El País nos explica que Nolan es facha: la crítica cierra el puño

El periódico que hace unos años publicó los exabruptos de un DJ intentando hacer pupa a Moby Dick (como si yo me empeño en alterar la órbita de Saturno) nos regaló el pasado 7 de septiembre un artículo titulado «¿Una obra maestra o una «castaña de derechas»? Lo que el éxito de Tenet nos dice sobre el momento actual».

Por si el título no lo dice todo, añadiré que, citando a su vez a otros, el autor convierte a Nolan en deudor de ¡Margaret Thatcher! y establece una relación poco menos que esquizofrénica entre la ausencia de iconografía nazi en Dunkerque y una defensa del Brexit (¿…?). El razonamiento es tan impecable que dan ganas de utilizarlo; Ridley Scott nos oculta al alien durante buena parte de la película como homenaje a Ronald Reagan. O así.

Si no leen El País quizá no lo sepan, pero ocultar al malo es nacionalista y de derechas. Si veían El inspector Gadget probablemente sean Vds. fachos

Puede que vivir ajenos a la política sea poco inteligente, pero juzgarlo todo bajo parámetros ideológicos es de patanes.
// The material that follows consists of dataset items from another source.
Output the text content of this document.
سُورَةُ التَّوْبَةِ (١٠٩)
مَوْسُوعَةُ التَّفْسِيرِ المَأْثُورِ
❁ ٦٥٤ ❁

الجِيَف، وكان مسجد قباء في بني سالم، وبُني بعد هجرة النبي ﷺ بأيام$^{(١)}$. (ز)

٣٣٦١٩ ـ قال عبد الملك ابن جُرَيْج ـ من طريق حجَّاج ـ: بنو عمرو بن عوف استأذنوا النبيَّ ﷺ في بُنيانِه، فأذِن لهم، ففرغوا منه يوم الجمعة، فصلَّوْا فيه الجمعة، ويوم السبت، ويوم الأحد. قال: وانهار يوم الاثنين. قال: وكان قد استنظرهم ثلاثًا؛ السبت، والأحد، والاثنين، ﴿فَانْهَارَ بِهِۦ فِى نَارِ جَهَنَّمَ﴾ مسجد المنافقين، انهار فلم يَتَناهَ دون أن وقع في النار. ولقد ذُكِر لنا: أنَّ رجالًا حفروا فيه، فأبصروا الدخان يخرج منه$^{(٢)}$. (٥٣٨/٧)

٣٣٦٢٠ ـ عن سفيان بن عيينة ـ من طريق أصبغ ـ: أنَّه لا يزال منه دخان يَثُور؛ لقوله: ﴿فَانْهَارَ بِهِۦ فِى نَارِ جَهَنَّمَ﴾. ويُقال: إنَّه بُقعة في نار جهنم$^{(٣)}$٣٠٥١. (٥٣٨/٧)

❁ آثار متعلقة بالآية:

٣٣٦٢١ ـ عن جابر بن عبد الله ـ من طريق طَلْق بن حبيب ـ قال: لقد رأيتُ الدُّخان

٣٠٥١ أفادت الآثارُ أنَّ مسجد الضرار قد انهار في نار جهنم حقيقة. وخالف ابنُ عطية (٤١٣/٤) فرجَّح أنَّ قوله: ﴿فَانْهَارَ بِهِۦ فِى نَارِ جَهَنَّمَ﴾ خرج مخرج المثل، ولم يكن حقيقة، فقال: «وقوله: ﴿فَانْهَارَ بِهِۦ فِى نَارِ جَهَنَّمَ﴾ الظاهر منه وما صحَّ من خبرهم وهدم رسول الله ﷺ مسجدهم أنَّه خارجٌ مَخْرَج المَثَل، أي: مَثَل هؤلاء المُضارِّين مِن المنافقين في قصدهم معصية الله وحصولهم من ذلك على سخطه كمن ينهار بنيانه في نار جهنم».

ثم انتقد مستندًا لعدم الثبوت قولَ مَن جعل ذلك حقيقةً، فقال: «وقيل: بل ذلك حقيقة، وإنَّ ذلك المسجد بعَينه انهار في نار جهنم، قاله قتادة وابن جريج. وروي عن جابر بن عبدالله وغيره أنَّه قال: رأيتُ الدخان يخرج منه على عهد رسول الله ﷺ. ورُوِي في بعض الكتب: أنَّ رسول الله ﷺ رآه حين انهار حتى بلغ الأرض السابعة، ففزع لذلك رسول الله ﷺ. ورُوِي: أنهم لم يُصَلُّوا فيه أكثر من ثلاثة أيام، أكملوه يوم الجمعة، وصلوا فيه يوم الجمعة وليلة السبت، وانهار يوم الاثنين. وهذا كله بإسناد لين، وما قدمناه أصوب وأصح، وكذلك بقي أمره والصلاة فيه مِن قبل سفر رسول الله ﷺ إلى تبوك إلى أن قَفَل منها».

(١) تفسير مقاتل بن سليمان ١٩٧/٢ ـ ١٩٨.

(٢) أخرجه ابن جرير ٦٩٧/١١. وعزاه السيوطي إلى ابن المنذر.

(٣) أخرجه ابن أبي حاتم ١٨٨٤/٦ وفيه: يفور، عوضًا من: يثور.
Si soporta con estoicismo la infinita pereza que da la crítica ideologizada (ya no provoca ni asco, solo pereza), es que efectivamente el papel lo aguanta todo. Porque si la ideología es la puerta de entrada a la estupidez más zombi, cuidadito con la crítica que nos viene, y lo digo por lo siguiente:

Un amigo me llamó la atención sobre El faro, película que cogí con ganas gracias a la anterior obra de Robert Eggers, La bruja, sencilla y certera vuelta de tuerca a las raíces del folklore rodada con un pérfido sentido de la belleza. Pues bien, lo que era bueno en La bruja intenta ser mejor en El faro, y se produce el descalabro. Si en La bruja había una economía de medios y de mensajes que llegaba a su culmen con la referencia a Caperucita y el contenido pero poderoso final, en El faro los Eggers (el hermano Max es coguionista con el propio Robert) intentan meterlo todo. Todo, como si El faro fuera un aleph de referencias para críticos incautos: Ahab, Prometeo, el terror marino de William H. Hodgson, el expresionisto alemán, la retórica carcelaria erótico-festiva, Los Pájaros, Shutter Island, El terror, El viy, el Doppelgänger y por supuesto, como no podía ser menos, el ubicuo, somnífero y desatalentado H. P. Lovecraft.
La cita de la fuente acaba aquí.